A run on European banks that would create systemic risks is still possible if a major financial institution gets into trouble, Brad Bourland, chief economist and head of proprietary investment at Jadwa Investment, warned in a CNBC interview.
Asked where a Lehman type of event would happen if it were to happen again, Bourland said: "A major European bank. A commercial bank. The German and the French are capable of taking care of their banks but last week S&P downgraded 26 Italian banks."
"So if there is a series of failures in one of the weaker countries of a banking sector — in Europe you don’t have the same deposit guarantee insurance universally like you do in the US, so you never had a run on a US bank, people lining up to get deposits out.
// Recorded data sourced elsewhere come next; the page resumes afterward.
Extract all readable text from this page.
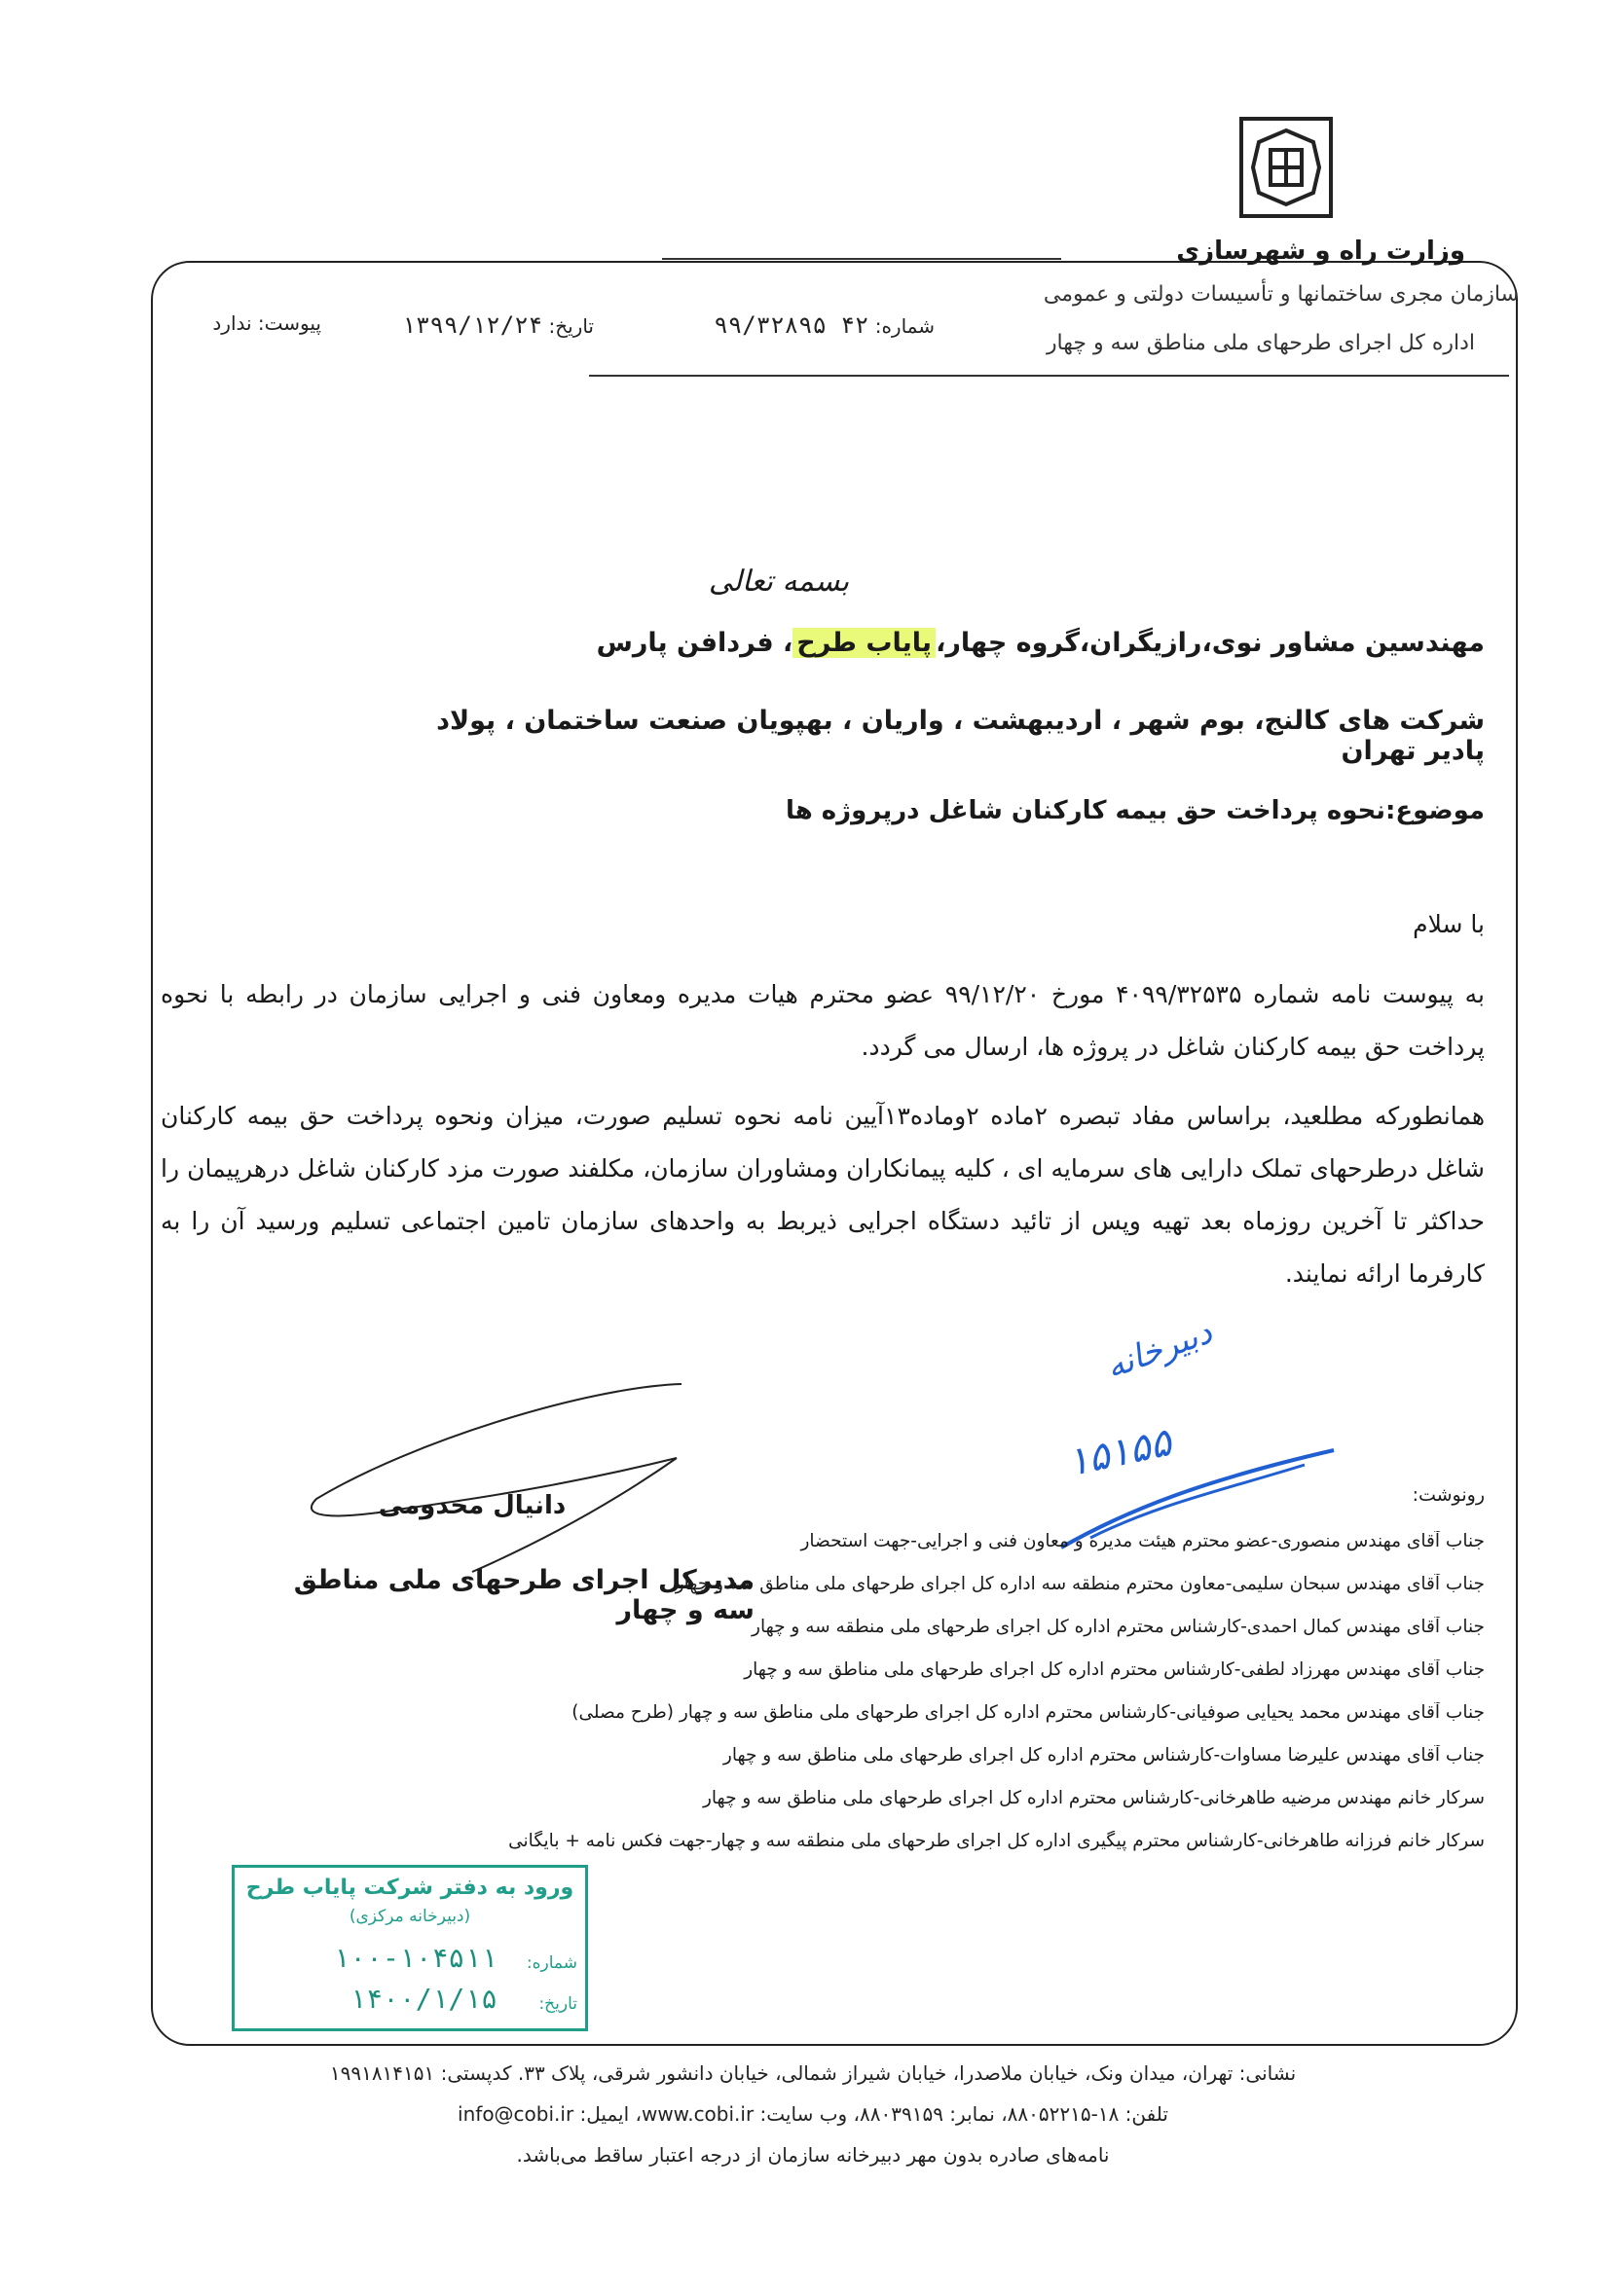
وزارت راه و شهرسازی
سازمان مجری ساختمانها و تأسیسات دولتی و عمومی
اداره کل اجرای طرحهای ملی مناطق سه و چهار
شماره: ۴۲ ۹۹/۳۲۸۹۵
تاریخ: ۱۳۹۹/۱۲/۲۴
پیوست: ندارد
بسمه تعالی
مهندسین مشاور نوی،رازیگران،گروه چهار،پایاب طرح، فردافن پارس
شرکت های کالنج، بوم شهر ، اردیبهشت ، واریان ، بهپویان صنعت ساختمان ، پولاد پادیر تهران
موضوع:نحوه پرداخت حق بیمه کارکنان شاغل درپروژه ها
با سلام
به پیوست نامه شماره ۴۰۹۹/۳۲۵۳۵ مورخ ۹۹/۱۲/۲۰ عضو محترم هیات مدیره ومعاون فنی و اجرایی سازمان در رابطه با نحوه پرداخت حق بیمه کارکنان شاغل در پروژه ها، ارسال می گردد.
همانطورکه مطلعید، براساس مفاد تبصره ۲ماده ۲وماده۱۳آیین نامه نحوه تسلیم صورت، میزان ونحوه پرداخت حق بیمه کارکنان شاغل درطرحهای تملک دارایی های سرمایه ای ، کلیه پیمانکاران ومشاوران سازمان، مکلفند صورت مزد کارکنان شاغل درهرپیمان را حداکثر تا آخرین روزماه بعد تهیه وپس از تائید دستگاه اجرایی ذیربط به واحدهای سازمان تامین اجتماعی تسلیم ورسید آن را به کارفرما ارائه نمایند.
دبیرخانه
۱۵۱۵۵
دانیال مخدومی
مدیرکل اجرای طرحهای ملی مناطق سه و چهار
رونوشت:
جناب آقای مهندس منصوری-عضو محترم هیئت مدیره و معاون فنی و اجرایی-جهت استحضار
جناب آقای مهندس سبحان سلیمی-معاون محترم منطقه سه اداره کل اجرای طرحهای ملی مناطق سه و چهار
جناب آقای مهندس کمال احمدی-کارشناس محترم اداره کل اجرای طرحهای ملی منطقه سه و چهار
جناب آقای مهندس مهرزاد لطفی-کارشناس محترم اداره کل اجرای طرحهای ملی مناطق سه و چهار
جناب آقای مهندس محمد یحیایی صوفیانی-کارشناس محترم اداره کل اجرای طرحهای ملی مناطق سه و چهار (طرح مصلی)
جناب آقای مهندس علیرضا مساوات-کارشناس محترم اداره کل اجرای طرحهای ملی مناطق سه و چهار
سرکار خانم مهندس مرضیه طاهرخانی-کارشناس محترم اداره کل اجرای طرحهای ملی مناطق سه و چهار
سرکار خانم فرزانه طاهرخانی-کارشناس محترم پیگیری اداره کل اجرای طرحهای ملی منطقه سه و چهار-جهت فکس نامه + بایگانی
ورود به دفتر شرکت پایاب طرح
(دبیرخانه مرکزی)
شماره:
۱۰۰-۱۰۴۵۱۱
تاریخ:
۱۴۰۰/۱/۱۵
نشانی: تهران، میدان ونک، خیابان ملاصدرا، خیابان شیراز شمالی، خیابان دانشور شرقی، پلاک ۳۳. کدپستی: ۱۹۹۱۸۱۴۱۵۱
تلفن: ۱۸-۸۸۰۵۲۲۱۵، نمابر: ۸۸۰۳۹۱۵۹، وب سایت: www.cobi.ir، ایمیل: info@cobi.ir
نامه‌های صادره بدون مهر دبیرخانه سازمان از درجه اعتبار ساقط می‌باشد.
But if you have several banks, or a significant bank fail and you will have a run," he added.
Speaking less than a week before the launch of the European Central Bank’s second long term refinancing operation (LTRO), he suggested the safety net for the banks was not enough.
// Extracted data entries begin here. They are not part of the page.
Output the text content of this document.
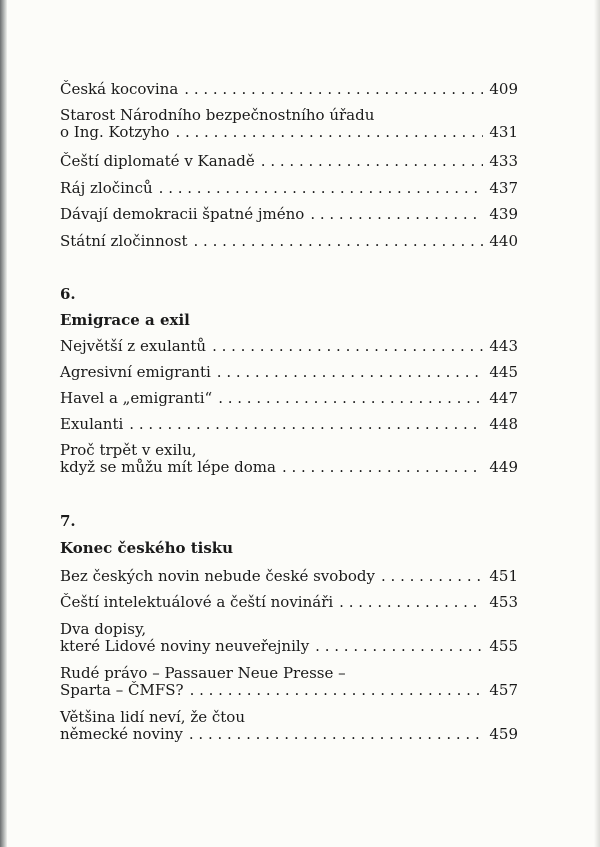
Česká kocovina . . .	409
Starost Národního bezpečnostního úřadu
o Ing. Kotzyho . . .	431
Čeští diplomaté v Kanadě . . .	433
Ráj zločinců . . .	437
Dávají demokracii špatné jméno . . .	439
Státní zločinnost . . .	440
Největší z exulantů . . .	443
Agresivní emigranti . . .	445
Havel a „emigranti“ . . .	447
Exulanti . . .	448
Proč trpět v exilu,
když se můžu mít lépe doma . . .	449
Bez českých novin nebude české svobody . . .	451
Čeští intelektuálové a čeští novináři . . .	453
Dva dopisy,
které Lidové noviny neuveřejnily . . .	455
Rudé právo – Passauer Neue Presse –
Sparta – ČMFS? . . .	457
Většina lidí neví, že čtou
německé noviny . . .	459
6.
Emigrace a exil
7.
Konec českého tisku
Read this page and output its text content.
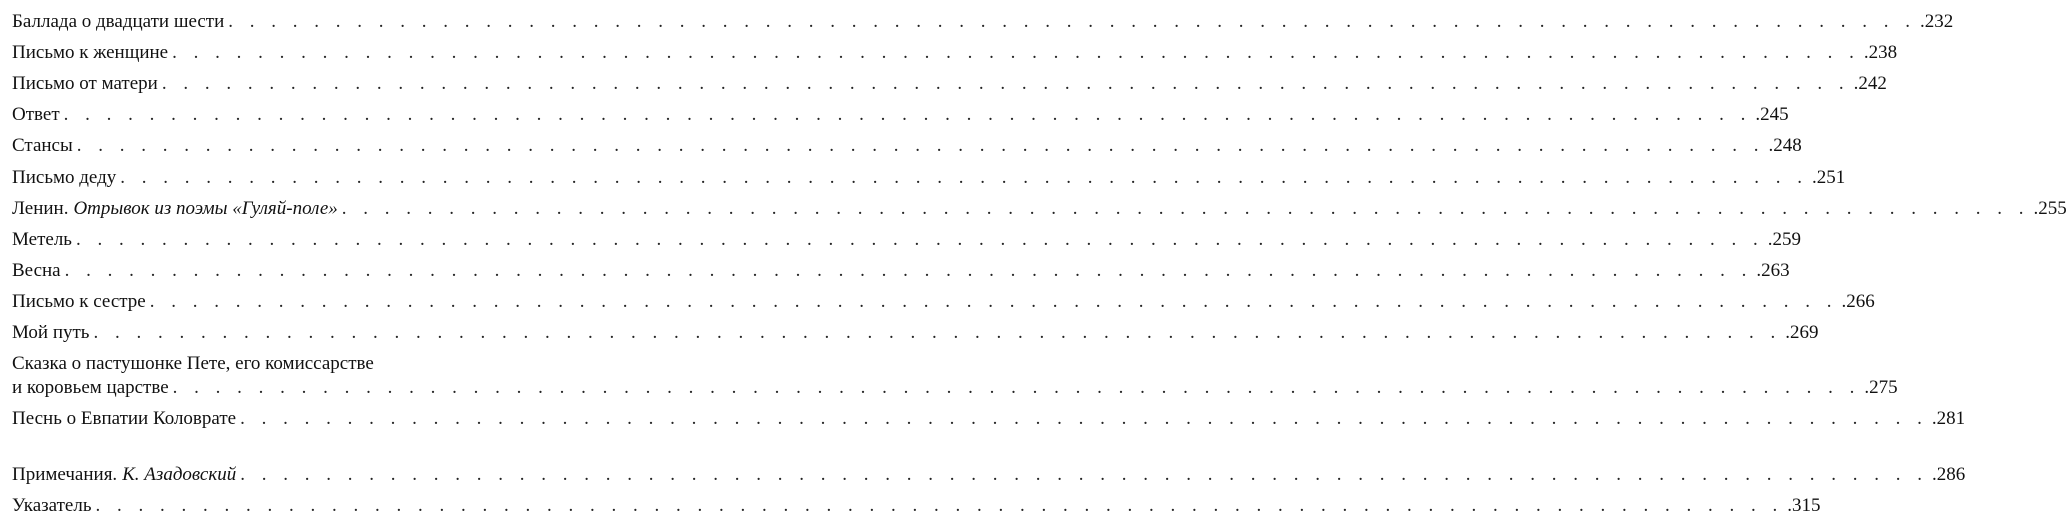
Баллада о двадцати шести . . . . . . . . . . . . . . . . . . . . . . . . . . . . . . . . . . . . . . . . . . . . . . . . . . . . . . . . . . . . . . . . . . . . . . . . . . . . . . . .232
Письмо к женщине . . . . . . . . . . . . . . . . . . . . . . . . . . . . . . . . . . . . . . . . . . . . . . . . . . . . . . . . . . . . . . . . . . . . . . . . . . . . . . . .238
Письмо от матери . . . . . . . . . . . . . . . . . . . . . . . . . . . . . . . . . . . . . . . . . . . . . . . . . . . . . . . . . . . . . . . . . . . . . . . . . . . . . . . .242
Ответ . . . . . . . . . . . . . . . . . . . . . . . . . . . . . . . . . . . . . . . . . . . . . . . . . . . . . . . . . . . . . . . . . . . . . . . . . . . . . . . .245
Стансы . . . . . . . . . . . . . . . . . . . . . . . . . . . . . . . . . . . . . . . . . . . . . . . . . . . . . . . . . . . . . . . . . . . . . . . . . . . . . . . .248
Письмо деду . . . . . . . . . . . . . . . . . . . . . . . . . . . . . . . . . . . . . . . . . . . . . . . . . . . . . . . . . . . . . . . . . . . . . . . . . . . . . . . .251
Ленин. Отрывок из поэмы «Гуляй-поле» . . . . . . . . . . . . . . . . . . . . . . . . . . . . . . . . . . . . . . . . . . . . . . . . . . . . . . . . . . . . . . . . . . . . . . . . . . . . . . . .255
Метель . . . . . . . . . . . . . . . . . . . . . . . . . . . . . . . . . . . . . . . . . . . . . . . . . . . . . . . . . . . . . . . . . . . . . . . . . . . . . . . .259
Весна . . . . . . . . . . . . . . . . . . . . . . . . . . . . . . . . . . . . . . . . . . . . . . . . . . . . . . . . . . . . . . . . . . . . . . . . . . . . . . . .263
Письмо к сестре . . . . . . . . . . . . . . . . . . . . . . . . . . . . . . . . . . . . . . . . . . . . . . . . . . . . . . . . . . . . . . . . . . . . . . . . . . . . . . . .266
Мой путь . . . . . . . . . . . . . . . . . . . . . . . . . . . . . . . . . . . . . . . . . . . . . . . . . . . . . . . . . . . . . . . . . . . . . . . . . . . . . . . .269
Сказка о пастушонке Пете, его комиссарстве
и коровьем царстве . . . . . . . . . . . . . . . . . . . . . . . . . . . . . . . . . . . . . . . . . . . . . . . . . . . . . . . . . . . . . . . . . . . . . . . . . . . . . . . .275
Песнь о Евпатии Коловрате . . . . . . . . . . . . . . . . . . . . . . . . . . . . . . . . . . . . . . . . . . . . . . . . . . . . . . . . . . . . . . . . . . . . . . . . . . . . . . . .281
Примечания. К. Азадовский . . . . . . . . . . . . . . . . . . . . . . . . . . . . . . . . . . . . . . . . . . . . . . . . . . . . . . . . . . . . . . . . . . . . . . . . . . . . . . . .286
Указатель . . . . . . . . . . . . . . . . . . . . . . . . . . . . . . . . . . . . . . . . . . . . . . . . . . . . . . . . . . . . . . . . . . . . . . . . . . . . . . . .315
Markets are anxiously anticipating the size of the ECB’s second LTRO, with estimates ranging from 500 billion euros ($665 million) to 1 trillion euros.
Despite this uncertainty, Bourland, who manages a $400 million proprietary portfolio, said he was still buying risk, “Just not in Europe. We like high growth, emerging markets. We like private equity and real estate.”
But for now, buying into the Greek market is one step too far, he said.
“I would love to buy Greek real estates,” Bourland said, “Or some Greek assets, but not at German prices. So wait until it breaks. Maybe Greece leaves the euro, maybe it has a dramatic internal devaluation, something has to happen before it gets interesting for external investors.”